[News]

Artist all about music

By Carrie Porche Jones , On-Line Forty-Niner
Thursday, October 22, 1998

Clarinetist and composer Evan Ziporyn musically transported audience members to Western Africa with his original composition enititled "Walk the Dog" Tuesday in Multimedia, Room 100.

Ziporyn's lecture and performance, "Listen Globally: Compose Locally," was part of the Odyssey Project's theme of self-expression.

Ziporyn played the 24-minute composition accompanied by a tape of a virtual-world orchestra that, he said, takes the listener to all sorts of strange and unusual places. Sections sound like the rhythm string music of Western Africa and other sections sound like a studio session taking place in the western world.

Ziporyn said "Walk The Dog" is like a yo-yo trick, in which one starts at the top, rolls it out and ends at the bottom and the yo-yo just stays there. "Removing yourself from presumed identity and allowing yourself to be swept away by anything that strikes you as interesting and valid helps you to develop a distinctive voice," Ziporyn said.

"The way one constructs a musical voice is basically as simple and as difficult as following the ear," he said. "If you accept the slot for which you seem to be headed, you won't necessarily develop any kind of individuality or strong personal voice."

Ziporyn said he never wanted to play the clarinet. He said he wanted to play the trumpet but could never get any sound out of it, so he settled for the clarinet.

"It is a fortuitous circumstance that a few years later, it was recommended to me that I move to the bass clarinet because I was too loud," he said.

Ziporyn said people are generally brought up within a particular culture where they think of certain things as their own and certain things not as their own.

He said people tend to listen to music from outside of their own culture and think that it does not really have anything to do with them, so they just leave it where it is.

"But I was unwilling to do that. I have had the opportunity to go to many of the places where the music interested me," Ziporyn said. "I had a chance to sit down with the musicians and get a sense of what it is that human beings do to put music together when they are not staring at a conductor or a piece of paper."

He went to Bali, an island off Indonesia, to study the 25- to 30-piece metal orchestras that play virtuosi music by memory, using the drumming traditions of West Africa and the thumb piano traditions of Southern Africa. He said he began to wonder how to put these things together in music.

Ziporyn spent 16 years working with Balinese gamelan, which resembles a curved xylophone. He has written original works for gamelan and western instruments, two of which have been released as "American Music for Balinese Gamelan Orchestra."
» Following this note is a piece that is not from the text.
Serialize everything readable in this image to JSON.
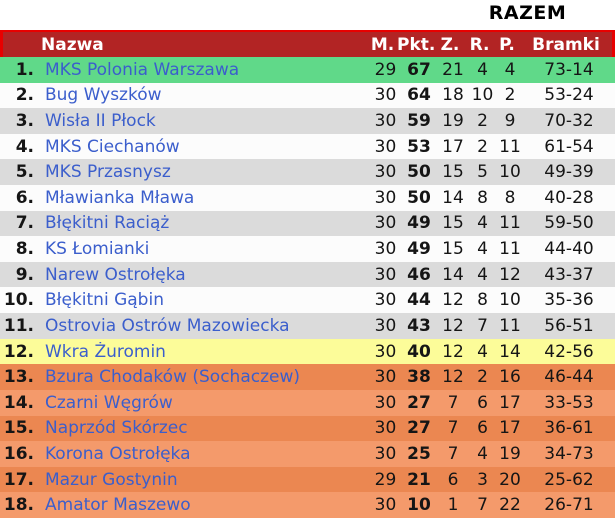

He is currently director of the Boston Gamelan Galak Tika, which he founded in 1994. Ziporyn is also an associate professor of music at the Massachusetts Institute of Technology and a visiting professor at the Yale School of Music.

A soloist at the first Bang On A Can Festival in 1987, Ziporyn is still associated with the festival as a composer and ensemble leader. He performs his own solo compositions at international festivals, and his performances are featured on Bang On a Can CDs.